Essa é, talvez, uma das frases mais revisitadas nos últimos tempos pela população brasileira. A cada momento de crise, nos voltamos a ela, quase como uma exortação.

A ideia central é dizer que apesar dos problemas enfrentados pela nossa população, nosso “jeitinho brasileiro” faz com que seja articulada alguma saída. Nem sempre a solução é a melhor possível, ou a mais legal (do ponto de vista jurídico) possível, mas não ficamos sem um desfecho para o caso.

A ideia de que o Brasil não é para amadores nos leva ao entendimento de que para viver em um país como o nosso é necessário ser profissional (que seria o oposto de amador). Mas a pergunta que fica é: Profissional em que?

Em usar do velho “jeitinho brasileiro” para resolver?

Vivemos novos tempos há bastante tempo. O “jeitinho” já não é suficiente, nem mesmo aceitável para a solução das demandas que a sociedade moderna apresenta dia-a-dia, sobretudo quando tratamos acerca do Poder Público.

Gerir a coisa pública demanda profissionalismo de fato, assertividade com a população assistida, observância da legislação e dos princípios norteadores, entre outros atributos.

Nos últimos tempos não foram poucos os escândalos de corrupção na esfera pública, envolvendo desde os pequenos municípios até o alto escalão do Governo Federal. Empresários, agentes públicos e políticos de mãos dadas neste processo.

Neste texto vou abordar acerca de alguns aspectos ligados à profissionalização no trato com a coisa pública, com enfoque especial no accountability, compliance e prestação de contas, enquanto ferramentas de governança essenciais para o enfrentamento e prevenção aos desvios.

Accountability – o poder da responsabilidade

Os agentes públicos cuidam da condução da atividade administrativa visando à satisfação dos interesses da coletividade.
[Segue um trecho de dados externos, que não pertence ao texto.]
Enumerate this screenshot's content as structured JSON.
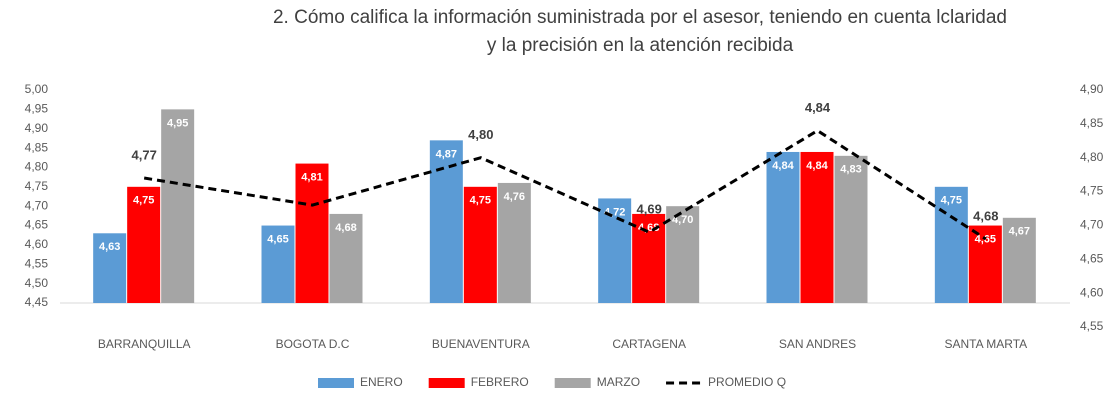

Creio que temos aqui um conceito bastante simplista da responsabilidade desses agentes.

Responsabilidade.

Esta é a palavra de ordem. Afinal de contas, não estamos tratando aqui acerca da gestão privada, mas sim da gestão pública. Quem cuida dos interesses da coletividade, logicamente, não cuida dos interesses próprios, cuida do interesse coletivo.

O cidadão entrega um mandato ao agente público, ou seja, o poder de representá-lo na condução da coisa pública e tal prerrogativa deve ser exercida nos estritos limites estabelecidos por esta outorga. Neste ponto, a responsabilidade ganha um grau superior de importância.

Todo este contexto de responsabilidade está ligado ao termo ACCOUNTABILITY.

A palavra accountability é um termo de origem inglesa, que pode ser traduzido por responsabilidade ou por imputabilidade, obrigação de que alguém responda pelo que faz, vale dizer a obrigação dos agentes do Estado em responder por suas decisões, ações e omissões, o que já é universalmente consagrado como norma nas sociedades mais desenvolvidas. Accountability representa a obrigação que a organização tem de prestar contas dos resultados obtidos, em função das responsabilidades que decorrem de uma delegação de poder. (MARIA, 2012, pág. 35)

Como se verifica accountability está ligado ao conceito de responsabilidade frente à coisa pública. Esta responsabilidade vai desde o planejamento e elaboração das políticas públicas, até a sua execução e prestação de contas.

Accountability é uma das ferramentas da chamada governança, de maneira geral, e mais especificamente da governança pública. Tal constatação se vê refletida no Decreto Federal 9.203/2017 (que dispõe sobre a política de governança da administração pública federal direta, autárquica e fundacional). Senão vejamos, o seu art. 3º:

Art. 3º São princípios da governança pública:

I – capacidade de resposta;

II – integridade;

III – confiabilidade;

IV – melhoria regulatória;

V – prestação de contas e responsabilidade; e

VI – transparência.

Como visto, accountability também envolve a transparência na gestão pública e a prestação de contas ao povo que é destinatário final da atividade estatal. Este é o eixo central da chamada accountability governamental.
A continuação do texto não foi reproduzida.